経産省は4月1日、二酸化炭素の排出量を市場で売買できる「排出量取引」のルールなどを議論するプラットフォームに440社が加盟したと発表した。加盟企業のCO2排出量は約3億2千万トンに及び、日本全体の排出量の28%に相当する。今後、脱炭素を「成長戦略」にすべく、排出量取引やCO2フリー製品の表示方法などを官民で議論する。実証事業を経て、2023年4月に本格稼働することを目指す。(オルタナS編集長=池田 真隆)
経産省は2月1日に「GXリーグ基本構想」を公表し、賛同企業を3月31日まで募集していた。GXとは「グリーントランスフォーメーション」の略称で、このリーグに賛同した企業と排出量取引の目的やルールなどを話し合い、実証事業を経て2023年4月から本格稼働を目指す。
3月31日までに賛同企業は440社が集まった。全排出量は日本全体の排出量の約3割に相当する。
賛同企業は大手からスタートアップまで業種や規模は多岐に渡るが、「2050年カーボンニュートラルと整合的な2030年削減目標を掲げているか」「グリーンな製品の調達・購入で需要を創出し、消費市場のグリーン化を図るか」――などに賛同することを条件にした。
賛同企業の多くは日系企業だが、野心的な目標を掲げる外資も一部いる。世界の自社事業所からの温室効果ガスの排出を2025年までにゼロに、2030年までにバリューチェーン全体でカーボンネガティブ(排出する温室効果ガス以上に吸収する状態)を目指す英製薬大手のアストラゼネカは3月30日に加盟した。
同社の光武裕・ジャパンサステナビリティディレクターは、「日本では日系企業と連携を図るスキームが少なかった」とし、野心的目標の実現に向けた連携を探りたいと話した。
特に「スコープ3」への対応やカーボンネガティブの実現にはあらゆる産業との連携が不可欠だ。「集まった企業とルールづくりから話すことができるので、様々な知見を学ぶ場としても期待している」(光武氏)。
■脱炭素を「成長戦略」に、官民でルール作り
日本では排出量取引に関しては明確なルールはなく、企業間どうしで市場を通さずに行っていた。そのため取引価格が見えていなかった。経産省としては、これをN対Nの形にして、取引価格を可視化することを目指す。
ルールをつくることで、野心的な目標を掲げる企業の取り組みを市場が正当に評価できるようにして、投資を促すことが狙いだ。
GXリーグを担当している経産省環境経済室の梶川文博室長は「脱炭素を『成長戦略』にしたい。生活者視点に立ってカーボンニュートラルな世界観を考え、その上でルールを作る」と意気込む。
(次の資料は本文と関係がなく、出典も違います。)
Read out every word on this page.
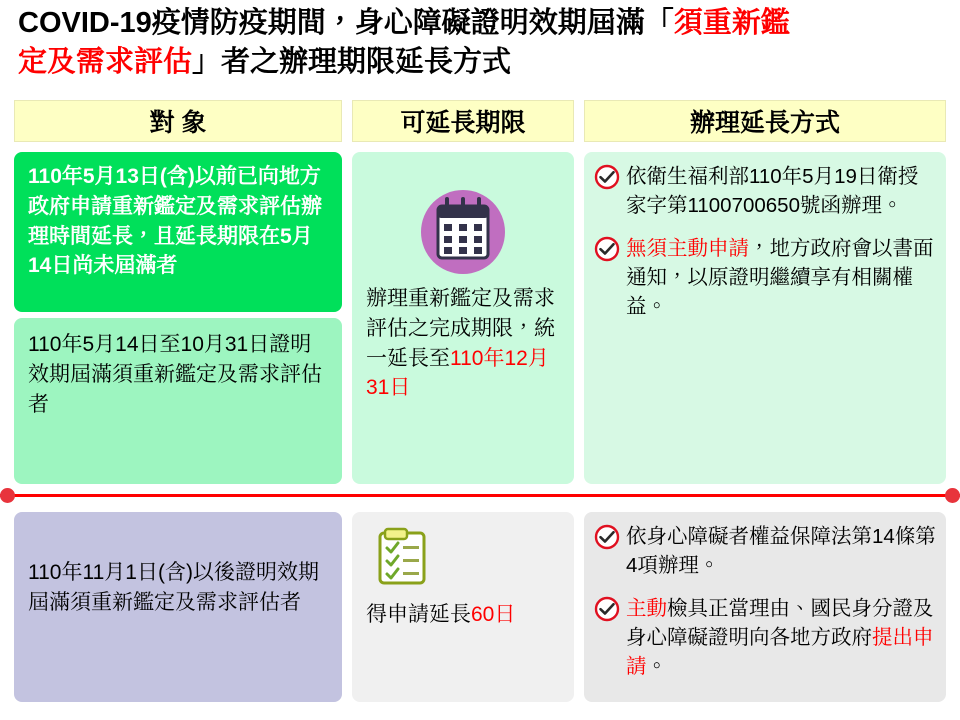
COVID-19疫情防疫期間，身心障礙證明效期屆滿「須重新鑑
定及需求評估」者之辦理期限延長方式
對 象	可延長期限	辦理延長方式
110年5月13日(含)以前已向地方政府申請重新鑑定及需求評估辦理時間延長，且延長期限在5月14日尚未屆滿者
110年5月14日至10月31日證明效期屆滿須重新鑑定及需求評估者
辦理重新鑑定及需求評估之完成期限，統一延長至110年12月31日
依衛生福利部110年5月19日衛授家字第1100700650號函辦理。
無須主動申請，地方政府會以書面通知，以原證明繼續享有相關權益。
110年11月1日(含)以後證明效期屆滿須重新鑑定及需求評估者
得申請延長60日
依身心障礙者權益保障法第14條第4項辦理。
主動檢具正當理由、國民身分證及身心障礙證明向各地方政府提出申請。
日本はTCFD(気候関連財務情報開示タスクフォース)の賛同機関数が748(3月17日時点)で世界最多を誇る。梶川室長は脱炭素化を促進する技術力も高く、「ポテンシャルは高い」とする。その一方で、「アピールに課題がある」とし、GXリーグで仕組みを話し合い脱炭素への投資を活性化することを狙う。
気候変動やサステナビリティに関する「基準」は欧州から世界に広がる。この流れについて梶川室長は、「欧州基準に乗ることが勝ち筋なのか」と疑問を投げる。政府のルールに企業が乗ることも違うと言う。
「欧州では気候変動など環境分野の基準作りに、民間企業やNGOなどが主体となってかかわっている。ルールメイキングの段階から官民で連携しないと市場はつくれない」(梶川室長)
公募で集まった賛同企業とは4月から6月にかけてルールをつくり、6月後半から8月に実証実験に参加する企業を公募、8月から2023年1月まで実証実験、2023年4月から本格稼働という流れで進む。